Give all your guests a piece of paper and pen, and five minutes to write a limerick. Toss them in a bowl, read aloud, and vote on the best one. Winner receives a bottle of Irish whiskey or gold-wrapped chocolates.

Pub Crawl/Photo Scavenger Hunt
Photo scavenger hunts are a fun variation on a traditional pub-crawl. You’ll need at least two or three teams of four or five people, a list of stunts, and as many digital cameras as there are teams. 

Choose four to five bars that are in walking distance of each other. Make a list of stunts or activities that the teams can accomplish in a two- to three-hour period. These can be things like drinking from the tap behind a bar, arm wrestling a drunk, taking a picture with a person from Ireland, sipping an Irish coffee, finding a four-leaf clover, etc.

Document the activity by taking a picture. After the bar crawl, convene at a house or bar and upload pictures onto the computer.

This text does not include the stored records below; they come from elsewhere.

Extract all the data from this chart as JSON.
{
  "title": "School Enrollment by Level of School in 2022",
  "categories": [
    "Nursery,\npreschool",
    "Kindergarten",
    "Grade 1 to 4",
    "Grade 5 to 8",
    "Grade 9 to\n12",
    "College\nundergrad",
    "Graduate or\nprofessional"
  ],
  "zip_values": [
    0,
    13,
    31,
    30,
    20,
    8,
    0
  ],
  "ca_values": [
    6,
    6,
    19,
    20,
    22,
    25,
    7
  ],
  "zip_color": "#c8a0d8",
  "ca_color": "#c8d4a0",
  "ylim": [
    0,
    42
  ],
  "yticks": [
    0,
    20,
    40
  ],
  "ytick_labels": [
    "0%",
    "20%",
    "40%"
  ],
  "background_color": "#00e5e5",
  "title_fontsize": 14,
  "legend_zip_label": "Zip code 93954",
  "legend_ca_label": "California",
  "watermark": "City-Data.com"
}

As a group, decide how many stunts each team completed; the team with the most stunts wins a bottle of whiskey, bragging rights, and the rest of the Irish stew.

Beer or Whiskey Tasting
Do a blind tasting of various Irish stouts or Irish whiskeys and pick an overall winner. For beers, choose from Dublin Stout (single and double), Guinness Extra Stout, Guinness Foreign Extra Stout, Murphy’s Stout (single and double), Beamish and Crawford Triple Stout and Export Stout. After the beer, move on to a blind tasting of Irish whiskies.

Make a sign-up list for your guests to bring various Irish dishes, like Irish stew, coddle, colcannon, soda bread, brown bread, etc. Serve on green shamrock-shaped plates and accompany with Irish coffee, Irish beers (or green-colored beer), and Irish whiskey.

Drinking Games
Make a list of Irish trivia questions and give people Bingo-style boards with the answers on them. Read the questions aloud, and have players put a paper shamrock over the correct answer on their board; they should also drink every time they have the answer to the question. First person with a complete diagonal or row wins an Irish Car Bomb.

Make a CD of traditional or contemporary Irish music, each song lasting one minute. Have players take a shot of Irish beer every minute for seventeen minutes (for the 17th of March); they’ll know when it’s time to take another shot when they hear the song change. Repeat until last person standing.

Put the names of famous Irish authors like Jonathan Swift, Oscar Wilde, James Joyce, William Yeats, John Boyle O’Reilly, and Edna O’Brien on slips of paper with accompanying quotes. Have people draw slips and act out their author while guests try to guess who they are. Incorrect guesses result in a drink.